The inaugural Summer Institute imparted those strategies through readings, screenings, lectures (including talks by Matt Yglesias, business and economics correspondent for Slate magazine, and Sam Stovall, chief investment strategist for Standard & Poor’s Equity Research Services), and through case studies centered on true-to-life “dilemmas.” Participants received a TC Certificate of Completion and had an opportunity to take wise’s Certification Test and earn a Certification in Personal Finance.
“We’ve learned that most traditional approaches to financial literacy don’t work – at least not when it comes to changing behavior in adults and children,” said Marri, who previously created a nationally adopted curriculum, Understanding Fiscal Responsibility, which focuses on the federal budget, national debt, and budget deficit. “This is really different than the other pedagogies that are out there.”
The teachers at the Summer Institute spent their first morning at TC discussing the practical implications of well-worn financial maxims such as “penny wise, pound foolish,” “if it sounds too good to be true, it is” and “by low, sell high.” Then armed with laptops and a list of websites covering everything from how to request a free credit file disclosure to statistics on the average income for dancers and choreographers, they tackled the case studies.
In one scenario, Tom a 14-year-old who has already intensively researched his college options is trying to decide between a private institution – Xavier University – and a public one, Ohio State University.
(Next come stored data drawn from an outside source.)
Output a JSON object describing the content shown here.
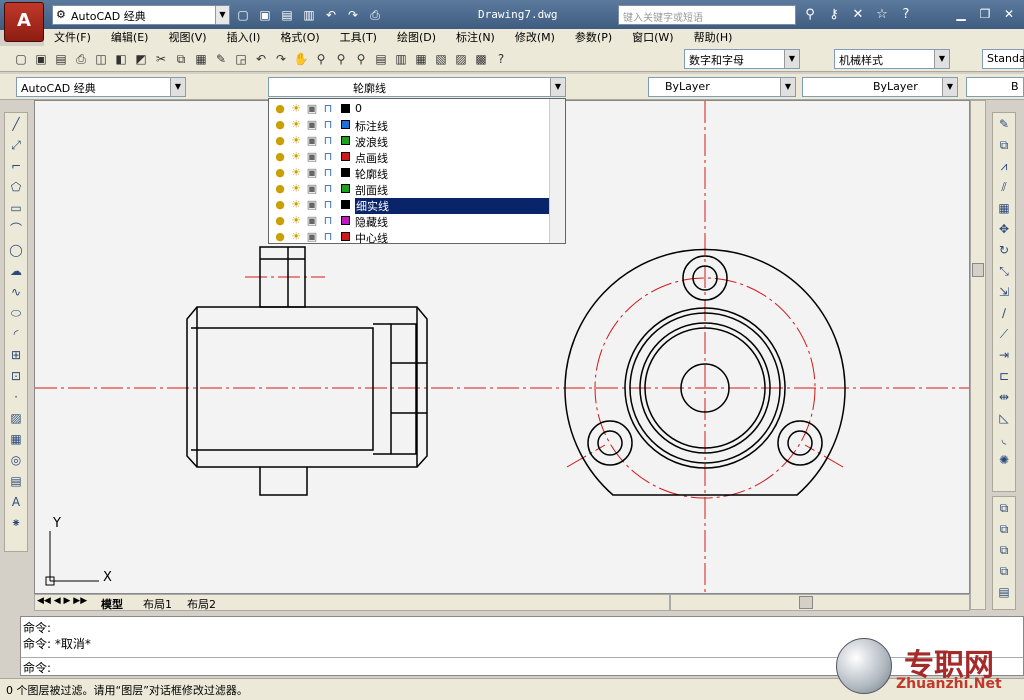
{
  "window": {
    "workspace": "AutoCAD 经典",
    "doc_title": "Drawing7.dwg",
    "search_placeholder": "键入关键字或短语"
  },
  "menu": [
    "文件(F)",
    "编辑(E)",
    "视图(V)",
    "插入(I)",
    "格式(O)",
    "工具(T)",
    "绘图(D)",
    "标注(N)",
    "修改(M)",
    "参数(P)",
    "窗口(W)",
    "帮助(H)"
  ],
  "toolbar": {
    "text_style": "数字和字母",
    "dim_style": "机械样式",
    "table_style": "Standa",
    "workspace2": "AutoCAD 经典",
    "current_layer": "轮廓线",
    "color": "ByLayer",
    "linetype": "ByLayer",
    "lineweight": "B"
  },
  "layers": [
    {
      "name": "0",
      "color": "#000000"
    },
    {
      "name": "标注线",
      "color": "#1f6fd6"
    },
    {
      "name": "波浪线",
      "color": "#1ea01e"
    },
    {
      "name": "点画线",
      "color": "#d01818"
    },
    {
      "name": "轮廓线",
      "color": "#000000"
    },
    {
      "name": "剖面线",
      "color": "#1ea01e"
    },
    {
      "name": "细实线",
      "color": "#000000"
    },
    {
      "name": "隐藏线",
      "color": "#c018c0"
    },
    {
      "name": "中心线",
      "color": "#d01818"
    }
  ],
  "selected_layer": "细实线",
  "tabs": [
    "模型",
    "布局1",
    "布局2"
  ],
  "ucs": {
    "x": "X",
    "y": "Y"
  },
  "command": {
    "line1": "命令:",
    "line2": "命令: *取消*",
    "prompt": "命令:"
  },
  "status": "0 个图层被过滤。请用“图层”对话框修改过滤器。",
  "watermark": {
    "text": "专职网",
    "url": "Zhuanzhi.Net"
  }
}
He prefers Xavier for its name value, even though Ohio State is actually higher-ranked academically, but the cost is significantly higher. The teachers all recommended that he choose a public college, but that didn’t end the discussion – not least because tuition at OSU still left his parents with a $36,000 gap to fill over the next few years. Echoing the feelings of several of his colleagues, Howard Kudler, a teacher at Thomas A. Edison CTE High School, grumbled about a sense of over-entitlement among the current generation of teens.
“I’d have him start at a community college and then transfer if he’s really serious about it,” he said. “There’s no shame in that.”
Lillian Mitchell, a business teacher at Queens Vocational and Technical High School who runs simulated enterprise courses for her students, said that regardless of what choice the teachers recommended, the scenario was a particularly good one for her students. “At my school 50 percent of the kids are immigrants,” she said. “Often their parents don’t know anything about the college process, so it’s important that we talk to them about it by the time they’re juniors. Our college guidance counselor is great, but she’s only one person, so the teachers need to be having those conversations, too.”
The Summer Institute struck a sobering tone overall, underscoring that young people today are entering a tough economy in which “financial literacy” is both individual and communal.
“The takeaway for students should be that financial literacy is not about deprivation, but about planning and problem solving,” says Maureen Grolnick, Project Manager for both the Loot, Inc.org financial literacy program and Understanding Fiscal Responsibility curriculum. “It is not about changing their fortunes by skipping that latte, but about confronting the choices and opportunities they face individually with financially literate, often skeptical questions and by bringing that same savvy to the voting booth.”